Nick seemed unimpeded. “Well, my God, Cyn. I’ve miles of coastline. This could take forever.”

“Mm.”

“There’s nothing more specific?”

“Not really.” Much to her relief, a distraction appeared ahead in the form of a thirty-foot wall of rock in her path. Cynthia smiled.

He cleared his throat. “Perhaps I should take a look at this diary and…What are you doing?”

As she was very obviously tucking her skirts up into the leather cord around her waist, Cyn ignored the question. Nick stared at her knees. He was still staring when she took off at a run for the jagged wall of rock.

“Cyn? What—?”

She leapt up two piles of rock that made halfway decent steps, then made the final four-foot leap across a crevice filled with roiling sea foam. Her feet skidded on the narrow ledge as she leaned in to hug the rock. A strangled yell followed her, then wheezed into silence.

“Don’t hesitate,” she called over her shoulder, “or you’ll end up very wet.”

“I…Holy…Don’t move.”

“It’s the only way around. Come on.” She scooted along the ledge until her heels hung over the sea. An occasional wave sent flecks of foam straight up the rock to speckle her legs and bunched skirts.

“This is sheer madness!” Nick shouted. “Damn it, Cyn. Stop right there!”

“If you can’t keep up, I understand. There’s no shame in that. You’ve been in the city for a long time. Stay here. I’ll be back in a few hours.” She didn’t have to look back to know that his face had gone red. She’d always been good at goading him.

“Mrs. Pell will have my scalp if you break an arm,” he’d said each time she’d proposed a race to the top of the great oak tree next to the churchyard. Cynthia would nod and assure him that the village boys would likely not consider his forfeit a genuine loss to a girl. They were too fair-minded for that, surely. And Nick would scowl and kick at dead leaves and refuse her challenge. Until she started up the branches.

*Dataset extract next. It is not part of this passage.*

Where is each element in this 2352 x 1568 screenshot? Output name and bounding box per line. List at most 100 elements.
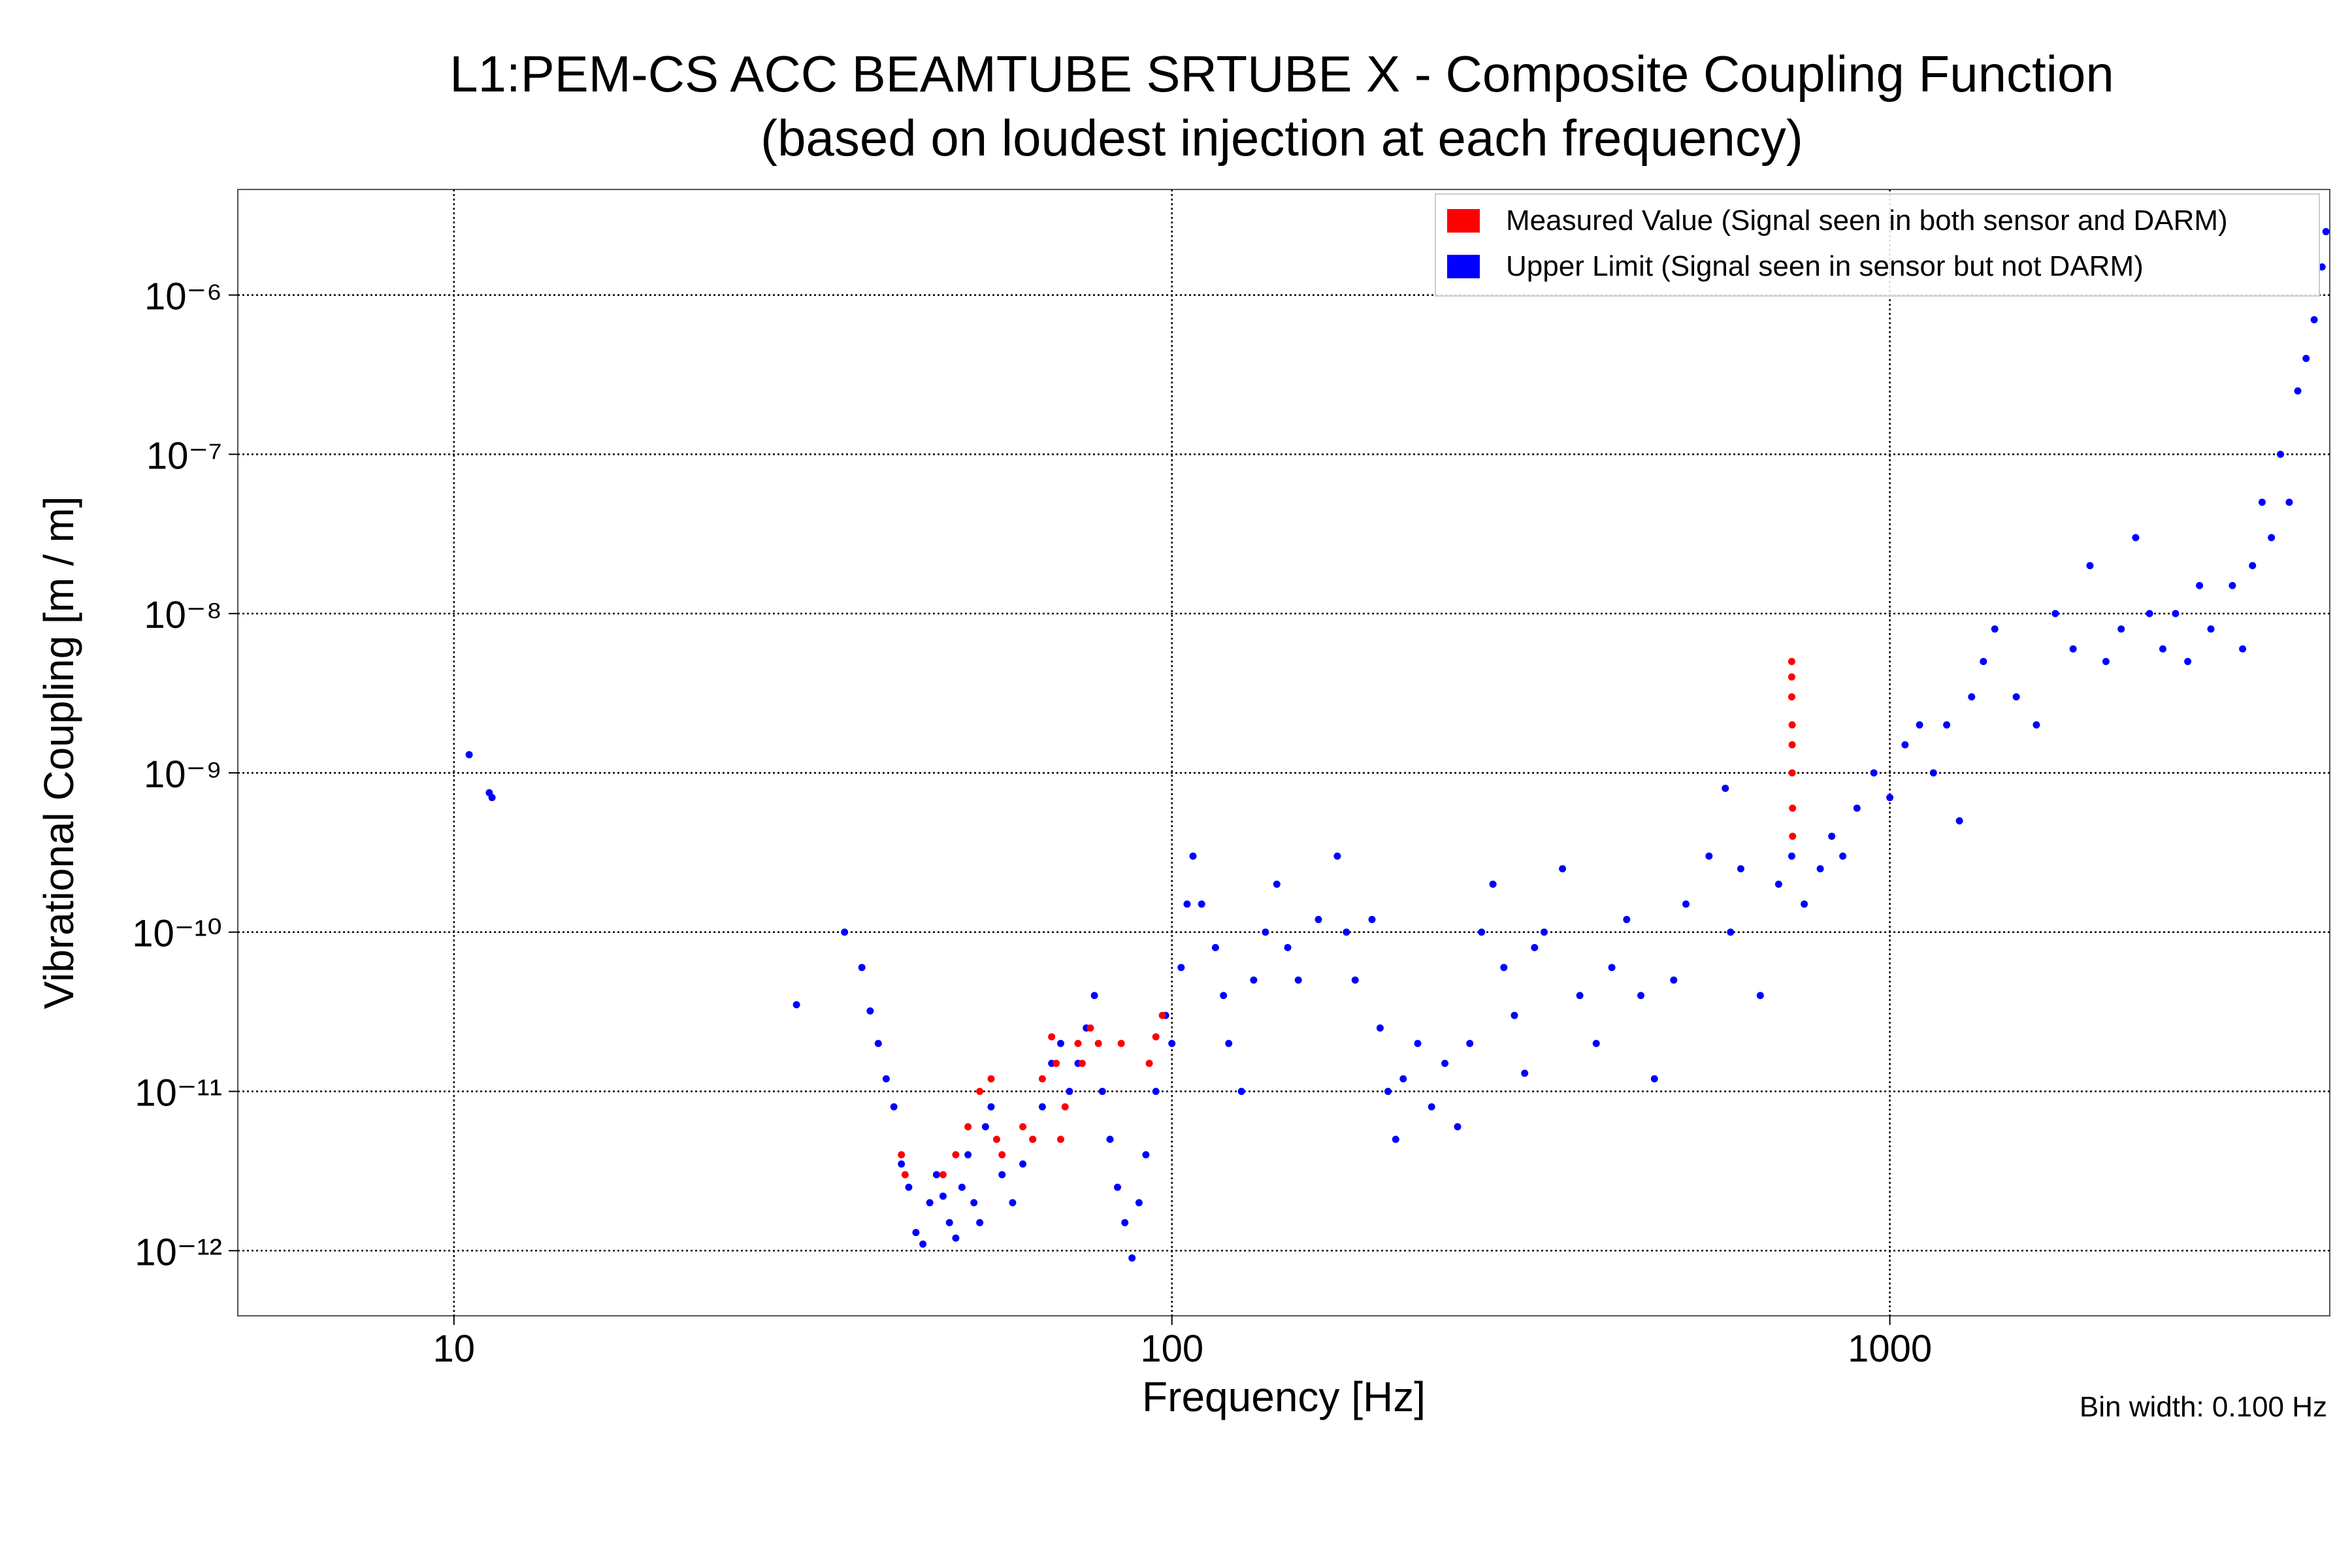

Perhaps he hadn’t changed as much as she’d thought, because as soon as she’d worked her way around to the far side of the outcropping, the air echoed with the scrape of his shoes against stone. And with muffled cursing.

She hurried along the last few feet to the relative security of a crooked boulder, which provided a ramp down to the beach.

Nick materialized, a dangerous scowl marring his handsome features.

“It’s actually quite a challenge during high tide,” she called innocently. His face threatened to crack in two.

Making sure to hide her smile, Cyn turned and hurried on before he could catch her. But he’d gotten faster in the past ten years. And her skirts had gotten heavier. By the time she realized the thumps vibrating up the soles of her feet were actually Nick’s footsteps, it was too late. She only managed a few lurching steps before he was on her, cursing.

His hands grabbed at her, and Cynthia spun away, her heart exploding into pattering alarm. Fear mixed with something else. A startled laugh bubbled from her breathless lungs as she scrambled away, a nimble cat escaping a wolf. Except that this wolf’s claws had caught on something.